The Irish Times carried the appalling story of the death of Savita Halappanavar, a dentist in Galway, who died in hospital largely as a consequence of being denied an abortion.
As the paper reported, Mrs Halappanavar:
[P]resented with back pain at the hospital on October 21st, was found to be miscarrying, and died of septicaemia a week later.
Her husband, Praveen Halappanavar (34), an engineer at Boston Scientific in Galway, says she asked several times over a three-day period that the pregnancy be terminated. He says that, having been told she was miscarrying, and after one day in severe pain, Ms Halappanavar asked for a medical termination.
This was refused, he says, because the foetal heartbeat was still present and they were told, “this is a Catholic country”.
She spent a further 2½ days “in agony” until the foetal heartbeat stopped.
[…] Speaking from Belgaum in the Karnataka region of southwest India, Mr Halappanavar said an internal examination was performed when she first presented.
“The doctor told us the cervix was fully dilated, amniotic fluid was leaking and unfortunately the baby wouldn’t survive.”
The doctor, he says, said it should be over in a few hours. There followed three days, he says, of the foetal heartbeat being checked several times a day.
“Savita was really in agony. She was very upset, but she accepted she was losing the baby. When the consultant came on the ward rounds on Monday morning Savita asked if they could not save the baby could they induce to end the pregnancy. The consultant said, ‘As long as there is a foetal heartbeat we can’t do anything’.
“Again on Tuesday morning, the ward rounds and the same discussion. The consultant said it was the law, that this is a Catholic country. Savita [a Hindu] said: ‘I am neither Irish nor Catholic’ but they said there was nothing they could do.
“That evening she developed shakes and shivering and she was vomiting. She went to use the toilet and she collapsed. There were big alarms and a doctor took bloods and started her on antibiotics.
“The next morning I said she was so sick and asked again that they just end it, but they said they couldn’t.”
At lunchtime the foetal heart had stopped and Ms Halappanavar was brought to theatre to have the womb contents removed. “When she came out she was talking okay but she was very sick. That’s the last time I spoke to her.”So there you have it.
This Is A Catholic Country.
I don’t imagine this was said as a boast; more probably it was accompanied by a measure of apologetic shoulder-shrugging.
Of course one cannot be sure of this.
What is certain, however, is that something like this was likely to happen at some point.
It was just a matter of time; the unavoidable consequence of abortion laws that are cruelty disguised as piety, cowardice misrepresented as principle.
Of course the doctors could not have predicted that their patient would contract septicaemia, far less that she would die from it.
However they must have known that the longer it took for her to miscarry the greater the health risks to which she must necessarily be exposed.
Better, however, for Mrs Halapannavar to suffer agonies than permit the merciful termination of a doomed pregnancy.
This Is A Catholic Country, after all.
Mrs Halapannavar’s pitiful position was that, despite being in great pain, she wasn’t sufficiently ill to qualify for an abortion. If she had been dying, doctors would have been permitted to privilege her life above that of her unborn child.

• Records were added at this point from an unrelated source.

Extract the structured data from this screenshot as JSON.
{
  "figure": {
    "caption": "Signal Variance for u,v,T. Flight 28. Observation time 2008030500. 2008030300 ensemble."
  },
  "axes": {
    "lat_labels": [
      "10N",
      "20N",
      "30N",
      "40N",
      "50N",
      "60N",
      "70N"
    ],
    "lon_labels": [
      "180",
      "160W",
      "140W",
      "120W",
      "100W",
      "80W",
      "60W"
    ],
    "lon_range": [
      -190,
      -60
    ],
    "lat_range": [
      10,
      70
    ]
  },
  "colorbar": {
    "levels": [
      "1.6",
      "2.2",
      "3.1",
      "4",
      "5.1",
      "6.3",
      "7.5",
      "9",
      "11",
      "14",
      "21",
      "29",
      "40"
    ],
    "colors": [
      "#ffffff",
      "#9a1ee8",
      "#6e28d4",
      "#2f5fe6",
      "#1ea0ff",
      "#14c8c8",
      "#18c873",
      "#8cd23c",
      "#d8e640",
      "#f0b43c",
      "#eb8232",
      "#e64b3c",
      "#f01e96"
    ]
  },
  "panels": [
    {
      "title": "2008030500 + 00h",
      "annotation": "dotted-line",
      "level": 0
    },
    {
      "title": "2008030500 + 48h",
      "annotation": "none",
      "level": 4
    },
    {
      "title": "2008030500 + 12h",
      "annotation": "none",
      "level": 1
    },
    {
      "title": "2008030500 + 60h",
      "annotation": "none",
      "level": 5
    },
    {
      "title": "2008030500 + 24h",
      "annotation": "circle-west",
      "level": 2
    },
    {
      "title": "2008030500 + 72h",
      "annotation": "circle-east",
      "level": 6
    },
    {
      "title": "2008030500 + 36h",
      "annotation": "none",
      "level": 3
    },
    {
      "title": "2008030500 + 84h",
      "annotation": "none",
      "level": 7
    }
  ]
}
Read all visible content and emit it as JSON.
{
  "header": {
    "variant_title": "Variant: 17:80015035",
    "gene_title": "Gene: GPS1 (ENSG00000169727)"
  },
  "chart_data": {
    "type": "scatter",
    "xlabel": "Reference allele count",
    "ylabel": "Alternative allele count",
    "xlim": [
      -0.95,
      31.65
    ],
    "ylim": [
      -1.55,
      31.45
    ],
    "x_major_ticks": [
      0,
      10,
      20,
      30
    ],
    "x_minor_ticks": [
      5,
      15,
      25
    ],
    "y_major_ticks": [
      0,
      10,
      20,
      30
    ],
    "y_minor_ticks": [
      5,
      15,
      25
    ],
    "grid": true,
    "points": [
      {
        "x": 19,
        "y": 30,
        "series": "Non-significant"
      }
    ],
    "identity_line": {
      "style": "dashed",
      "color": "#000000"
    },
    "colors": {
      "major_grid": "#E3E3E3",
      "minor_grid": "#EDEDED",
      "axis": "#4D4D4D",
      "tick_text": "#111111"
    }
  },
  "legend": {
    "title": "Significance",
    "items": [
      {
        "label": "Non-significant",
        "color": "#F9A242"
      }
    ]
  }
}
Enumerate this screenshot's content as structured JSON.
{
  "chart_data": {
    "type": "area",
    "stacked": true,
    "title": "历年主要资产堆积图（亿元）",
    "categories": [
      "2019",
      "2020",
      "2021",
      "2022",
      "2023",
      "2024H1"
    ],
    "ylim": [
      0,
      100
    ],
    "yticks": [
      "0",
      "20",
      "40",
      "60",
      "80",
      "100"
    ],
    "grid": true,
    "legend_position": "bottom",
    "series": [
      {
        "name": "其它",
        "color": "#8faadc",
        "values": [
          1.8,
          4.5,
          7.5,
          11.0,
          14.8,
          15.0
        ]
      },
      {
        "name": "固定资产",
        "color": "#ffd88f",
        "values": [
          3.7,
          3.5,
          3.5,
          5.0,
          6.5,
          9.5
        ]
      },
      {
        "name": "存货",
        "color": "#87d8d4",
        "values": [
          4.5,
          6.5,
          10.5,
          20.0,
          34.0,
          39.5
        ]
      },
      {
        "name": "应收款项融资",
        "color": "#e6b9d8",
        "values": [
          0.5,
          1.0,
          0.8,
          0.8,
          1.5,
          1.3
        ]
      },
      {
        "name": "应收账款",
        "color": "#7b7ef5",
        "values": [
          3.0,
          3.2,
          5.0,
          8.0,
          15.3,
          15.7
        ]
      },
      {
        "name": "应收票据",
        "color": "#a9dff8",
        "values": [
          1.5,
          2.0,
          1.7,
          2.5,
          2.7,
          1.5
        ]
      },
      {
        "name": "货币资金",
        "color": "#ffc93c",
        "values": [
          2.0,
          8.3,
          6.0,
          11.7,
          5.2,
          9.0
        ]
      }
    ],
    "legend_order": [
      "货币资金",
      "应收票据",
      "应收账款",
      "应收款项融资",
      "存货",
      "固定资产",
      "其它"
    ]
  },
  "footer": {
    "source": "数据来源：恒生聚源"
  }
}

The Irish constitution permits a “termination” in cases where the mother’s life – as distinct from her health – is at risk. Clearly, doctors did not think Mrs Halapannavar’s life was in danger. Equally likely: this delay helped kill her.
And all to permit an unviable fetus to perish naturally. Perhaps terminating the pregnancy sooner would have brought its own complications. They could scarcely have been graver than those that followed the failure to assist Mrs Halappanavar.
For decades Ireland has pretended that abortion does not exist.
But it does.
Thousands of Irish women travel to England each year to have their pregnancies terminated. Irish abortion is a reality; it just doesn’t happen on Irish soil.
Dail Eireann has had twenty years to pass legislation clarifying just when and in what circumstances women in Ireland can legally have an abortion.
The X Case – which, you will recall, reintroduced internment for (raped) 14 year old girls (as Irish Times cartoonist Martyn Turner famously put it) – was 20 years ago.
Yet no legislation followed. Seven governments have had the chance to legislate; seven governments have ducked the issue.
But it won’t go away, despite everyone’s best efforts to bury the issue in some Longford or Roscommon bog.
The Taioseach’s response this morning was hardly impressive either: “Anything that we do will not bring back the good woman that has passed away“.
True but also not far short of: Stuff happens, doesn’t it?
And that has traditionally been the precursor to learning lessons (but not, heaven forbid, implementing them) and, above all, moving on to something, anything else.
I dare say Enda Kenny would, in ordinary circumstances, welcome a distraction from economic matters.
Abortion, of course, is no ordinary issue.
It now seems inconvenient that just a few weeks ago the Taoiseach waved the matter away: ‘I think that this issue is not of priority for government now’.
Well it is now.
Even, nay especially, because This Is A Catholic Country.